Question: The de-Broglie wavelength of an electron in \[{4^{{\text{th}}}}\] orbit is _____. (\[r\] is radius o...

Question

The de-Broglie wavelength of an electron in ${4^{{\text{th}}}}$ orbit is _____. ( $r$ is radius of ${1^{{\text{st}}}}$ orbit)
(A) $\dfrac{{\pi r}}{2}$
(B) $4\pi r$
(C) $8\pi r$
(D) $16\pi r$

Answer 1

Solution

First of all, we will use the equation for de-Broglie wavelength and then we will modify the equation of the angular momentum of an electron which corresponds to the order of orbit. We will manipulate the equation accordingly and obtain the result.
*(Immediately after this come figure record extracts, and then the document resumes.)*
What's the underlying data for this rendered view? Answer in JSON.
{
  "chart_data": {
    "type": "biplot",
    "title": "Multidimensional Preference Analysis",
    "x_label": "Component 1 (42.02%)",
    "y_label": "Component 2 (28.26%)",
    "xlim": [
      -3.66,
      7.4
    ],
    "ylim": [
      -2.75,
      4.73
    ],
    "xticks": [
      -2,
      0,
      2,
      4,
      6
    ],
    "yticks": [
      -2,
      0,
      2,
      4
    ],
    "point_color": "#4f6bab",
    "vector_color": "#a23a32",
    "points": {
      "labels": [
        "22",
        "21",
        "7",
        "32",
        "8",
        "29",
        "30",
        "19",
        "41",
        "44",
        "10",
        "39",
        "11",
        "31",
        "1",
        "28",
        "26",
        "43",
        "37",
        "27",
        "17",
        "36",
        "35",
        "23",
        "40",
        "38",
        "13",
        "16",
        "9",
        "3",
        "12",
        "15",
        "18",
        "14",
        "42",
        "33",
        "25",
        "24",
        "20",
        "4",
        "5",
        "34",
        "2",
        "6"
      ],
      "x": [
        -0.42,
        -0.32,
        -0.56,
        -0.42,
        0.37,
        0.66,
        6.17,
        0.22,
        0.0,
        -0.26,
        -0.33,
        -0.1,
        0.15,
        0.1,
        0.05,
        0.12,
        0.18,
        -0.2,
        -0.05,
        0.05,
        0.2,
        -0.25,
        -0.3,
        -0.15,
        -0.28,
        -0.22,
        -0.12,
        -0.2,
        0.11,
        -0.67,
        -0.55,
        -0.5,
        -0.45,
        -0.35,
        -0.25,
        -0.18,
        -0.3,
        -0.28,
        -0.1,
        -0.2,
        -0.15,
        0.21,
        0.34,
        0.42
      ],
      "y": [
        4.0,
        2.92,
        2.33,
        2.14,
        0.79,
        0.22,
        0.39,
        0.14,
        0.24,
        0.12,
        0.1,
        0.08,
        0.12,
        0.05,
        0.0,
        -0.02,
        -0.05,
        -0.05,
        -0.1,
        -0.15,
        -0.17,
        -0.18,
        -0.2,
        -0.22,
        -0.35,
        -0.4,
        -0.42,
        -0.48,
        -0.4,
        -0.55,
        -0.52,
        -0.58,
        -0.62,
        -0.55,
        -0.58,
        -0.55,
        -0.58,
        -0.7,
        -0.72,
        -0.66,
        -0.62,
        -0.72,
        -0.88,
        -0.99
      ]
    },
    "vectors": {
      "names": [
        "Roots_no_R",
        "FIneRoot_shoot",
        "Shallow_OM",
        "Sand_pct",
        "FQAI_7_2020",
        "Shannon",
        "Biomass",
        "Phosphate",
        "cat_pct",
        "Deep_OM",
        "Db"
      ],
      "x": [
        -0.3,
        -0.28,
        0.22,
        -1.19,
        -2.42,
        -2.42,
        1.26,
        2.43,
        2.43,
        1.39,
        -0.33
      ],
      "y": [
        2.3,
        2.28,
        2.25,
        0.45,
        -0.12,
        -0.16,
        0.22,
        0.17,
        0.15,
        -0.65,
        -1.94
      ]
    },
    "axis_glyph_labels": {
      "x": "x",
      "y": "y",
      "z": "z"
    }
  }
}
Complete step by step answer:
In the given question, we are supplied with the following data:
An electron is revolving around the nucleus in a particular orbit.
The radius of the first orbit is given as $r$ .
We are asked to find the wavelength of the electron in the fourth orbit.
To begin with, let us know something about a moving electron. An electron which is moving in a particular orbit has both the particle nature and wave nature associated with it. As electrons have a rest mass, they have a de Broglie wavelength that is very small, about $0.01$ nanometres for speeds that can be quickly reached, unlike photons. This means that many smaller objects can be observed through a microscope using electron "matter waves" rather than photon light waves.
To proceed further, we now use the expression which gives the de-Broglie wavelength, which is given below:
$\lambda = \dfrac{h}{{mv}}$ …… (1)
Where,
$\lambda$ indicates the wavelength.
$h$ indicates Planck’s constant.
$m$ indicates mass of the electron.
$v$ indicates velocity of the electron.
According to Bohr’s theory, we have the angular momentum of an electron, which is given by:
$mvr = \dfrac{{nh}}{{2\pi }}$ …… (2)
Where,
$v$ indicates the velocity of the electron in that particular orbit.
$r$ indicates the radius of that particular orbit.
$n$ indicates a particular orbit.
From equation (2), we can write as:
$mv = \dfrac{{nh}}{{2\pi r}}$ …… (3)
Now, we use the equation (3) in equation (1) and we get:
$\lambda = \dfrac{h}{{mv}} \\\ \Rightarrow \lambda = \dfrac{h}{{\left( {\dfrac{{nh}}{{2\pi r}}} \right)}} \\\ \Rightarrow \lambda = \dfrac{{2\pi rh}}{{nh}} \\\ \Rightarrow \lambda = \dfrac{{2\pi r}}{n} \\\$
Since, we are asked to find the wavelength of the electron in the ${4^{{\text{th}}}}$ orbit. So, we can write:
$\lambda = \dfrac{{2\pi r}}{4} \\\ \therefore \lambda = \dfrac{{\pi r}}{2} \\\$
Hence, the wavelength of the electron in the fourth orbit is $\dfrac{{\pi r}}{2}$ .

The correct option is A.

Note: This problem is based on the model of an atom. While solving this problem, always remember that angular momentum of an electron always increases with the increase in the order of the orbit. Hence, the wavelength decreases as the electron jumps to a higher orbit.